Например, в Татарстане. Против выступила практически вся татарская общественность, причем не только живущая в республике, и попытка с треском провалилась. А вот в постсоветской Молдове демократические тенденции победили, и сегодня вчерашние молдаване живут практически в другой стране. Потому что отныне Ион Друце и прочая советская классика – это, оказывается, часть другой, более общей румынской культуры.
*****
Любопытный факт: всегда, когда происходил объединительный процесс, это способствовало консолидации русского языка и преобладанию в нем консервативных тенденций, будь это период объединения Киевской Руси или становление Советской империи при товарище Сталине. А беды, столь обильно выпадавшие на долю славянских народов, приводили к ломке привычных, в том числе и языковых устоев. Монголо-татарское иго, значительно менее затронувшее южные районы Руси, положило начало разделению древнерусского языка на великорусский, белорусский и украинский говоры, а захват Малороссии Речью Посполитой – разделению Украины на Западную и Восточную. Приблизительно те же процессы мы наблюдаем сегодня.
Как отразилось на населении бывших республик «процесс вхождения в мировую цивилизацию» – можно судить хотя бы по программам новостей.
***
В плане рационализации письма и перевода его на латинницу наши демократы тоже отнюдь не первые. Аналогичные процессы происходили в Японии в период ее оккупации американской армией. Именно этот опыт приводили в пример наши «демократы», когда говорили о необходимости реформы русского языка.
***
В период ее обсуждения достаточно показательной была статья заместителя директора института востоковедения РАН Владимира Элпатова с характерным названием «Кто сопротивляется реформе», опубликованная в «Независимой газете» за 27.11.98.В ней наиболее ярко была представлена позиция реформаторов русского языка. Позвольте цитату.
«Были страны, где история орфографии похожа на нашу. Такова Япония. До второй мировой войны там была принята орфография, основанная на орфографии старого письменного языка, японского аналога церковнославянского… В период американской оккупации в 1946 году в числе прочих мер по демократизации прошла и орфографическая реформа… Изменено было и написание многих слов, в результате став более регулярным и совпав в большей степени с произношением. Все как у нас в 1917 – 1918 годах! Безусловно, рационализация японской орфографии входила в число мер, направленных на сближение с западной культурой. Оккупационная администрация рассматривала ее как первый шаг на пути латинизации японского письма. Но ведь и у нас в двадцатые годы единственный раз ставили вопрос о переводе русского языка на латинское письмо, а Яковлев (тот самый, воинствующий безбожник, написавший „Библию для верующих и неверующих“, вернее – слизавший ее у Лео Таксиля, и столь страстно боровшийся в засильем великодержавного шовинизма в русской культуре И.Т.) разработал проект, но в обоих случаях „фундамент культуры“ оказался слишком прочен».
Конец цитаты.
***
Попробуем все-таки разобраться, насколько действительно нужны реформы тем, кого так хотят реформировать.

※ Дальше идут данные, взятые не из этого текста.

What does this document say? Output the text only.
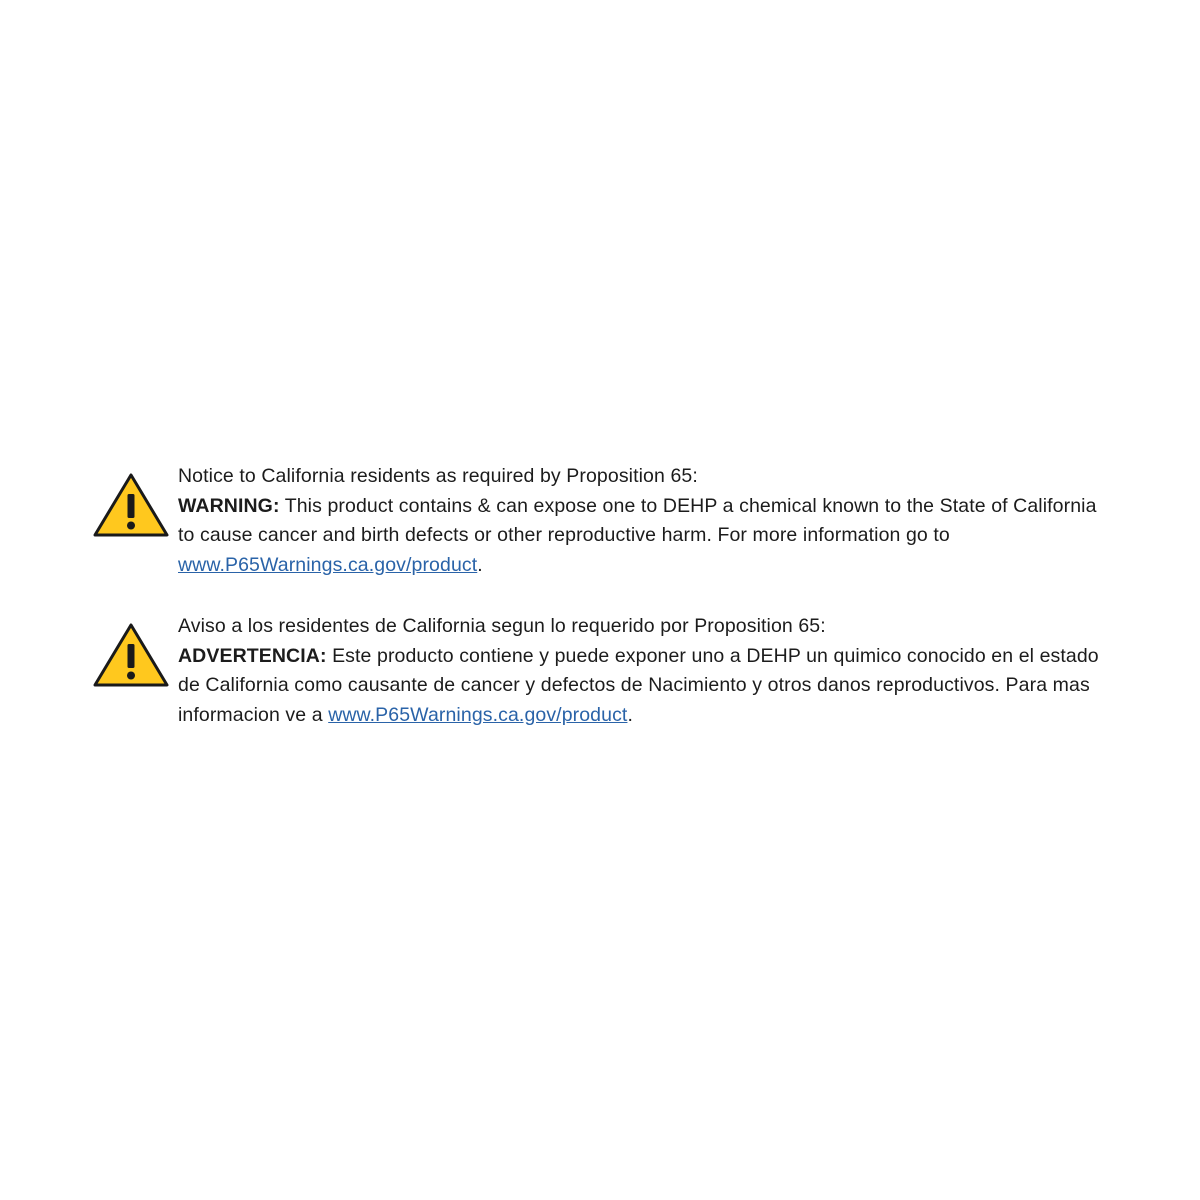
Notice to California residents as required by Proposition 65:

WARNING: This product contains & can expose one to DEHP a chemical known to the State of California to cause cancer and birth defects or other reproductive harm. For more information go to www.P65Warnings.ca.gov/product.

Aviso a los residentes de California segun lo requerido por Proposition 65:

ADVERTENCIA: Este producto contiene y puede exponer uno a DEHP un quimico conocido en el estado de California como causante de cancer y defectos de Nacimiento y otros danos reproductivos. Para mas informacion ve a www.P65Warnings.ca.gov/product.
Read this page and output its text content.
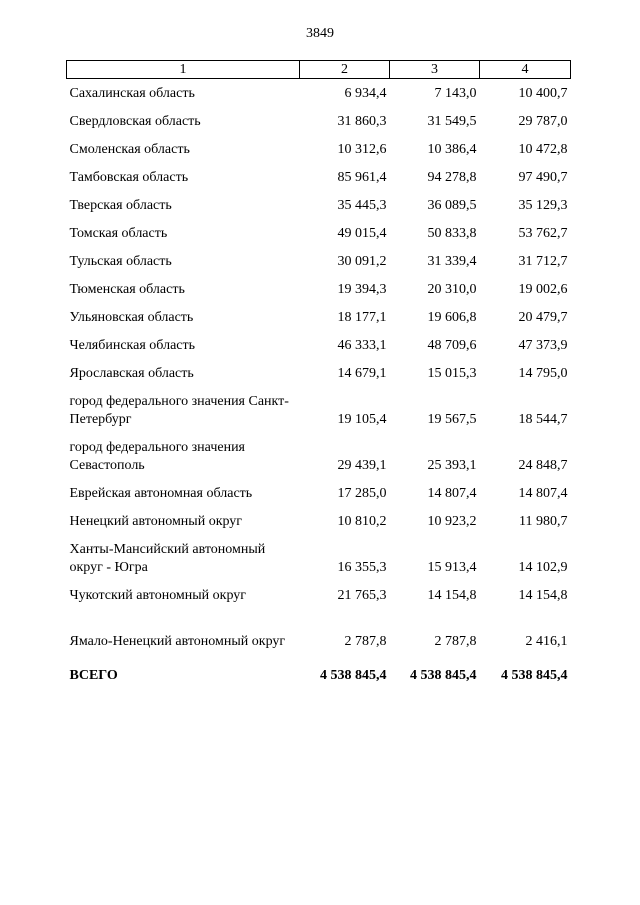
3849
1	2	3	4
Сахалинская область	6 934,4	7 143,0	10 400,7
Свердловская область	31 860,3	31 549,5	29 787,0
Смоленская область	10 312,6	10 386,4	10 472,8
Тамбовская область	85 961,4	94 278,8	97 490,7
Тверская область	35 445,3	36 089,5	35 129,3
Томская область	49 015,4	50 833,8	53 762,7
Тульская область	30 091,2	31 339,4	31 712,7
Тюменская область	19 394,3	20 310,0	19 002,6
Ульяновская область	18 177,1	19 606,8	20 479,7
Челябинская область	46 333,1	48 709,6	47 373,9
Ярославская область	14 679,1	15 015,3	14 795,0
город федерального значения Санкт-Петербург	19 105,4	19 567,5	18 544,7
город федерального значения Севастополь	29 439,1	25 393,1	24 848,7
Еврейская автономная область	17 285,0	14 807,4	14 807,4
Ненецкий автономный округ	10 810,2	10 923,2	11 980,7
Ханты-Мансийский автономный округ - Югра	16 355,3	15 913,4	14 102,9
Чукотский автономный округ	21 765,3	14 154,8	14 154,8
Ямало-Ненецкий автономный округ	2 787,8	2 787,8	2 416,1
ВСЕГО	4 538 845,4	4 538 845,4	4 538 845,4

Оставим на совести автора полемический задор, а также сокрушение по поводу неудачи реформы и даже сами слова «фундамент культуры» ставящего в двусмысленные кавычки. Отметим другое. Далее Владимир Алпатов делает любопытное признание: «Любая рационализация письма выгодна, прежде всего, тем, кто только учится читать и писать…».
Благодаря этому «рационализация» письма превращается в его стандартизацию и унификацию. Любопытно также то, что в обоих случаях инициатива исходит не из среды народной интеллигенции, а от оккупационных властей. Или чиновников от идеологии – будто то специалисты из большевистского наркомпроса или американской оккупационной администрации.
И в том и другом случае в качестве главного шага реформы вводится чужеродное латинское письмо, что должно послужить, по замыслу реформаторов, «сближению с западной культурой». И одновременно – забвению культуры собственной. Приблизительно тоже, что начало происходить у нас после распада Советского Союза.
***
Что же касается упрощения… В годы правления Никиты Сергеевича Хрущева была предпринята самая радикальная попытка по реформированию русского языка. Так что товарищ Хрущев известен не только как величайший реформатор в области жилищно-коммунального и сельского хозяйства – успел он отметиться и в области языкознания.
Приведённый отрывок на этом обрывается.